Erstes Highlight Rabih Mroué mit gespenstischen Bild- und Toninstallationen von Opfern syrischer Todesschützen, kurz bevor diese getötet wurden. Mal als Daumenkinos mit Tonbegleitung, mal als Endlosschleife – und im Videoraum telefoniert jemand seelenruhig im Hof mit einer vertrauten Person, bringt den Müll raus, geht wieder rein und kommt zum Rauchen wieder – während das Rohr eines Panzers dem Mann die ganze Zeit über folgt! Unglaublich schockierend, vor allem weil hier alles gezeigte so unwirklich erscheint!

Vor dem Betreten des nächster Raums mit Filminstallationen der indischen Künstlerin Tejal Shah! warnt ein Schild vor „teilweise pornografischen Inhalten“ und ich bin neugierig. „Between the Waves”, das sind insgesamt 5 Kurzfilme. Film 1 zeigt 2 Frauen in seltsamen Kostümen, die Hüte erinnern an Dildos. Die Umhänge mit CDs behangen, fetish-ähnlich verschnürt, am kargen, steinigen Strand. Was will uns die Künstlerin sagen? Film 2 zeigt 3 Badende an einem vermüllten, schmutzigen Strand, dann Film 3 im Geäst eine weitere Form der „Müllästhetik“. Und immer wieder tauchen die merkwürdigen Dildohüte auf. Film 4 dann mit einer korallenartigen Unterwasserszene, komplett aus Plastikmüll, um in Film 5 dann auf einen verregneten Großstadtbalkon zu gehen. Zwei rundgeformte Frauen zermatschen dort zuerst Passionsfrüchte, um sich dann damit einzureiben. Im Hintergrund ein schöner Blick auf den Fluss. Schließlich erfüllen die Hüte noch eine weitere Funktion (siehe Hinweistafel). Die Flüssigkeit der Passionsfrucht als Kontrast zu gezeigten Schnittwunden, die Unterwasserwelt und die behutsam in Szene gesetzten lesbischen Szenen überraschen! Etliche Zuschauer, in der Mehrzahl Frauen, bleiben den ganzen Film über sitzen. Beim googlen erfahre ich noch, Shah bewege sich „innerhalb feministischer, homo- und transsexueller Theorien“ Und sie beschäftigt sich „mit Fragen der sexuellen Zugehörigkeit Auseinandersetzung mit Evolutionstheorien. buddhistischer Philosophie, der Interspezien-Forschung und post-pornographischen Theorien“ –

In der Nachrichtenmeisterei Christodoulos Panayiotou (recyclete Strommasten) und AND AND AND mit einem Schul- und WG-Raum. Später begegnet der Besucher der Künstlergruppe nochmals im Auepark-

Nach der ersten Runde im Hbf. mit 12 Künstlern kaufe ich um 16h noch einen Regenponcho in einer witzigen Kugel als Andenken, verzichte dagegen im Verkaufspavillion auf den Apfelsaft für 25 Euro die Flasche und hoffe auf etwas Trinkbares wenn ich die Treppenstrasse runterlaufe zum Auepark.

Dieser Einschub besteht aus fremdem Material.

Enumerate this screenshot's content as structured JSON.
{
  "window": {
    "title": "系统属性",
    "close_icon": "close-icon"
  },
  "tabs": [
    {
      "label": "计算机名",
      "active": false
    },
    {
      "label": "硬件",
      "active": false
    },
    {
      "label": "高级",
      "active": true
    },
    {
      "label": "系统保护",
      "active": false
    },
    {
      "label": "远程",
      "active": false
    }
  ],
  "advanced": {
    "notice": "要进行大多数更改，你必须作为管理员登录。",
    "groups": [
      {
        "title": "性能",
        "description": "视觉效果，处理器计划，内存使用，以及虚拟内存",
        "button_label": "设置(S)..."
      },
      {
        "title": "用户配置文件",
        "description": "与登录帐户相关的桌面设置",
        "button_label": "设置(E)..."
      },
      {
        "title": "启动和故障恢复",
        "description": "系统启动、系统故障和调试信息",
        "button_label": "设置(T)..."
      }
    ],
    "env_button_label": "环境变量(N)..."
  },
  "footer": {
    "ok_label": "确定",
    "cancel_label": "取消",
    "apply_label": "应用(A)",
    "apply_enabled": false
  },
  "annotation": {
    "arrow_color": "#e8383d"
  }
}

Einen kleinen Umweg (neben Snack) noch zum Elisabeth-Krankenhaus, wo nur 20 Personen gleichzeitig Einlass haben und schon 40 drin sind und weitere 50 vor der Tür stehen! Schade…

Ankunft Auepark, wo ich insgesamt 20 der 51 Orte besuche. Diese sind wunderbar ausgeschildert mit Wegweisern und Nummern an den Kunstwerken! Als erstes sehe ich schon von weitem einen Baum mit Stein in der Krone vom Künstler Penone!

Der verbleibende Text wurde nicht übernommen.